In the fabrication of integrated devices, diverse materials are of interest, e.g., glasses, semiconductors, and electro-optic, magneto-optic, and acousto-optic crystals. Materials are chosen on the basis of desired optical and/or electrical properties, e.g., low insertion loss, high electro- or magneto-optical coefficient, and suitable bandgap, and with cost and ease of fabrication in mind. For example, silica-based glasses and lithium niobate crystals are suitable for the fabrication of inexpensive waveguides having low insertion loss, lithium niobate further having high electro-optic coefficients, and thus allowing highly efficacious modulation of the phase, polarization, and amplitude of guided light. Semiconductors offer the opportunity to vary the concentration of highly mobile carriers through doping and "band-gap engineering", allowing the fabrication of waveguides, sources, detectors, and high-speed electronics.

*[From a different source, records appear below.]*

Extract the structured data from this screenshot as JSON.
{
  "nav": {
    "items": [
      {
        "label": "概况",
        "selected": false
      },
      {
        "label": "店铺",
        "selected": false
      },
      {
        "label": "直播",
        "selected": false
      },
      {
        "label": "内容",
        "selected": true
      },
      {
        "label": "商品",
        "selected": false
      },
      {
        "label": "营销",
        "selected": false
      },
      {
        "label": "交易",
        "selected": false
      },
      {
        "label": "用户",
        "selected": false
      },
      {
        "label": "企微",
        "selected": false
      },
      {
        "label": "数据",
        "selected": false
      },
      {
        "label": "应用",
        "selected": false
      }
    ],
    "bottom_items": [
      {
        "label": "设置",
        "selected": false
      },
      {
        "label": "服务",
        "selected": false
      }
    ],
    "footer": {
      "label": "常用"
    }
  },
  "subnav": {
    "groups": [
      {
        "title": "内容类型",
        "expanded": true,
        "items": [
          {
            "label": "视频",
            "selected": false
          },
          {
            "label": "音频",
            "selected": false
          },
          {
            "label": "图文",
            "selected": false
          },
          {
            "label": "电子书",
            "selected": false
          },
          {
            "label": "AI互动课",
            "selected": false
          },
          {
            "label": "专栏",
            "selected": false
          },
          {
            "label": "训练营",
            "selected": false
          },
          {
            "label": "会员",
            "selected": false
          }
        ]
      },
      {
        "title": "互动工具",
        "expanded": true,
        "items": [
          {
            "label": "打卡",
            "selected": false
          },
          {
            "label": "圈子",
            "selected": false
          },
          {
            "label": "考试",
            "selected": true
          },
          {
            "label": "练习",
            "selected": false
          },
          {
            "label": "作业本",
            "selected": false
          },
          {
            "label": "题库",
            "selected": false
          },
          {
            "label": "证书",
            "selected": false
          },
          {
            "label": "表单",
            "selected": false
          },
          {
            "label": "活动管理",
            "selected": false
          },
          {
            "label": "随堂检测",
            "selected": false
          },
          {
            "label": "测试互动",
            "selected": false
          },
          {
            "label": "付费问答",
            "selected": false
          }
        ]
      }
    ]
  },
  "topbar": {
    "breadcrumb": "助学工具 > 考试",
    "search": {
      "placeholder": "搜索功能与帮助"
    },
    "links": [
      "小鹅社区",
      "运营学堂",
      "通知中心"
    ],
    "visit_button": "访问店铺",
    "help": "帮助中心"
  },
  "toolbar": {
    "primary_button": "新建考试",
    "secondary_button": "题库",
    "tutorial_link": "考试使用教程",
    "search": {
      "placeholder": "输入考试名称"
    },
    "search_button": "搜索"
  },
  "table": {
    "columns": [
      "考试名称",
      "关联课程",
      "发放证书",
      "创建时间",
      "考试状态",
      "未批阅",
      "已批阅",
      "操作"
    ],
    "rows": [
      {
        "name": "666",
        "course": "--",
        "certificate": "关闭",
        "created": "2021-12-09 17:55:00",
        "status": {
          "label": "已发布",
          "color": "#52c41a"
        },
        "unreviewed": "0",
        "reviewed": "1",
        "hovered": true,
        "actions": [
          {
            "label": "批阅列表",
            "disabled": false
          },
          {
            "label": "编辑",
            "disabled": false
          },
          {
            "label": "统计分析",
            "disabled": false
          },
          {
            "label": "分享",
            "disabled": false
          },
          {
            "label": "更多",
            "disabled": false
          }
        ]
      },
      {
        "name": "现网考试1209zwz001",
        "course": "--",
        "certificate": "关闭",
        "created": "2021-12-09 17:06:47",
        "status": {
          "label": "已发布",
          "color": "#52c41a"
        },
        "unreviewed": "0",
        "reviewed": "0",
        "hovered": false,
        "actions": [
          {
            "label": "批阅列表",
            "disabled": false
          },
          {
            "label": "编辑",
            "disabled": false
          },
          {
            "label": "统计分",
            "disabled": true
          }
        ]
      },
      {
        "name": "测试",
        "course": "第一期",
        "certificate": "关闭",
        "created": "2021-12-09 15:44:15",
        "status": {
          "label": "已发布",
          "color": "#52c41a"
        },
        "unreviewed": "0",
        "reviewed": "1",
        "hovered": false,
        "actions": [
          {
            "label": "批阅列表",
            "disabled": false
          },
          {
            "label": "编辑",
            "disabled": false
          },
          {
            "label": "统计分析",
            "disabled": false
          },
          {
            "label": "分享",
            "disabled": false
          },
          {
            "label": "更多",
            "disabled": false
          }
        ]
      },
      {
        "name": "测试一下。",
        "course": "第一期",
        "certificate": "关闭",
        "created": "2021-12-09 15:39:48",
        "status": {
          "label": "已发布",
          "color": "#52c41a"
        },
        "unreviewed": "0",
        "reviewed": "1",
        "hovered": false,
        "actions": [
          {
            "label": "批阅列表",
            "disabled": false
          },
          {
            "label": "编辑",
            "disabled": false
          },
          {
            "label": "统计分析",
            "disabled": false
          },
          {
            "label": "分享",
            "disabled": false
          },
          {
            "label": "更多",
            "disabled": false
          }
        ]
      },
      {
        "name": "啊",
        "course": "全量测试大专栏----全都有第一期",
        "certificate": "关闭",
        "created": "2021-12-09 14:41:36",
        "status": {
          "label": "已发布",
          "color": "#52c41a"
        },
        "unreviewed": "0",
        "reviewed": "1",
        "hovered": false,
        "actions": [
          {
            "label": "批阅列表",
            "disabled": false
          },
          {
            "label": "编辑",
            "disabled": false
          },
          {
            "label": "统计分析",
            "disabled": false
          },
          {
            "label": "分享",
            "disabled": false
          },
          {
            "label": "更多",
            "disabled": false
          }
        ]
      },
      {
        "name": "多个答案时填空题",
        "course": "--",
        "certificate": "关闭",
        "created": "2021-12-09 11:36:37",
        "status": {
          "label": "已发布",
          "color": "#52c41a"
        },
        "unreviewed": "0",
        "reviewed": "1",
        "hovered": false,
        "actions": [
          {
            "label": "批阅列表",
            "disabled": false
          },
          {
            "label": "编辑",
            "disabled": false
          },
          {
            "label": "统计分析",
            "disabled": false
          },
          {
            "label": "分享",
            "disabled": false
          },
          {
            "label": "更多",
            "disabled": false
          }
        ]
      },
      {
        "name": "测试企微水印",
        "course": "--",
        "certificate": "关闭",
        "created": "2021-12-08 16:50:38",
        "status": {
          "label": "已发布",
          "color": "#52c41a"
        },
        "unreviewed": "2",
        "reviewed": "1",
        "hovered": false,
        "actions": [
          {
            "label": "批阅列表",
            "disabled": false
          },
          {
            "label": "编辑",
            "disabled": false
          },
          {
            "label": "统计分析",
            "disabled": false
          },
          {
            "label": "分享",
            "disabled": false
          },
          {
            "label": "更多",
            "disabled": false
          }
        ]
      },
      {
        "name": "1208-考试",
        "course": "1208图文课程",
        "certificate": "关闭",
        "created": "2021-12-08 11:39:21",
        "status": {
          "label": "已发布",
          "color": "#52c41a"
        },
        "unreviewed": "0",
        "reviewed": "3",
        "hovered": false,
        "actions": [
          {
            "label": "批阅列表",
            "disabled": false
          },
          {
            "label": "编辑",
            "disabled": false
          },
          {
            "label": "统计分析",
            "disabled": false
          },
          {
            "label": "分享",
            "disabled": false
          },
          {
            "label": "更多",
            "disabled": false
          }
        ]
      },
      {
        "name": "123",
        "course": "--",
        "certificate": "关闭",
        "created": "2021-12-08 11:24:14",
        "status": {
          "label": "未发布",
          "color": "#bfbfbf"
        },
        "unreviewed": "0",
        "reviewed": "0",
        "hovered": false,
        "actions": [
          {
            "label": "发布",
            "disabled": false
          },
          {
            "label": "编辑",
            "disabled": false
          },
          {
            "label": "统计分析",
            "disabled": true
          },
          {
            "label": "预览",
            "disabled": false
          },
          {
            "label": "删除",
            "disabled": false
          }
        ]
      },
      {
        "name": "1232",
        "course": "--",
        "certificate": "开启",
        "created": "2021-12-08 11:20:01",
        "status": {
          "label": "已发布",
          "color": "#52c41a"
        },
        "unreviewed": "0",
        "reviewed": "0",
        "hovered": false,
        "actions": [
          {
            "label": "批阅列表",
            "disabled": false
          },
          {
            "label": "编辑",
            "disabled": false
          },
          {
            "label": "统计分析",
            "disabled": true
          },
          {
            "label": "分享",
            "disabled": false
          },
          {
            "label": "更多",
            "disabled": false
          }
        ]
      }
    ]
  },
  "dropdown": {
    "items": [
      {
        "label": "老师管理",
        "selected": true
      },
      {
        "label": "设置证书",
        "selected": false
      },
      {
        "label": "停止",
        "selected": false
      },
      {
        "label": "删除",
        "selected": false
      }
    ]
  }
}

For optical sources such as light-emitting diodes and lasers, for photodetectors, and for optical amplifiers, Group III-V compound semiconductors have become materials of choice--to be combined, e.g., with glass waveguides in opto-electronic integrated circuits (OEIC's). Integration poses difficulties, however, in that customary methods of integrated device fabrication do not allow growth of single-crystal compound-semiconductor layers on substrates having random or incompatible surface structure. As a result, progress towards the commercialization of integrated optics has been impeded, recourse seeming necessary to the exclusive use of sub-optimal, crystallographically compatible materials, or else to the inclusion of discrete devices delicately aligned with substrate-supported waveguides ("flip-chip" technique).
Relevant with respect to the invention described below is the recent development of a so-called epitaxial lift-off technique, involving epitaxial growth of a film of a desired material on a first, auxiliary or growth substrate, followed by detaching and removal of the grown film for attachment or grafting onto a second, desired substrate. Processing of this type has received attention, e.g., as an alternative to lattice-mismatched epitaxial growth of gallium arsenide on silicon; specifically, as disclosed by E. Yablonovitch et al., "Extreme Selectivity in the Lift-off of Epitaxial GaAs Films", Applied Physics Letters 51 (1987), pp. 2222-2224, a gallium arsenide film can be grown on an intermediate aluminum arsenide layer on a gallium arsenide substrate, and the grown gallium arsenide film can be lifted off upon undercut etching--i.e., upon chemical dissolution of the intermediate layer. For further details and preferred embodiments of epitaxial lift-off processing see U.S. Pat. Nos. 4,846,931 and 4,883,561, issued to T. J. Gmitter et al. on Jul. 11, 1989 and Nov. 28, 1989, respectively; for exemplary uses of resulting films as bonded to desired substrates see, e.g., E. Yablonovitch et al., "Regrowth of GaAs Quantum Wells on GaAs Liftoff Films `Van der Waals Bonded` to Silicon Substrates", Electronics Letters, Vol. 25 (1989), p. 171; and E. Yablonovitch et al., "Double Heterostructure GaAs/AlGaAs Thin Film Diode Lasers on Glass Substrates", IEEE Photonics Technology Letters, Vol. 1 (1989), pp. 41-42.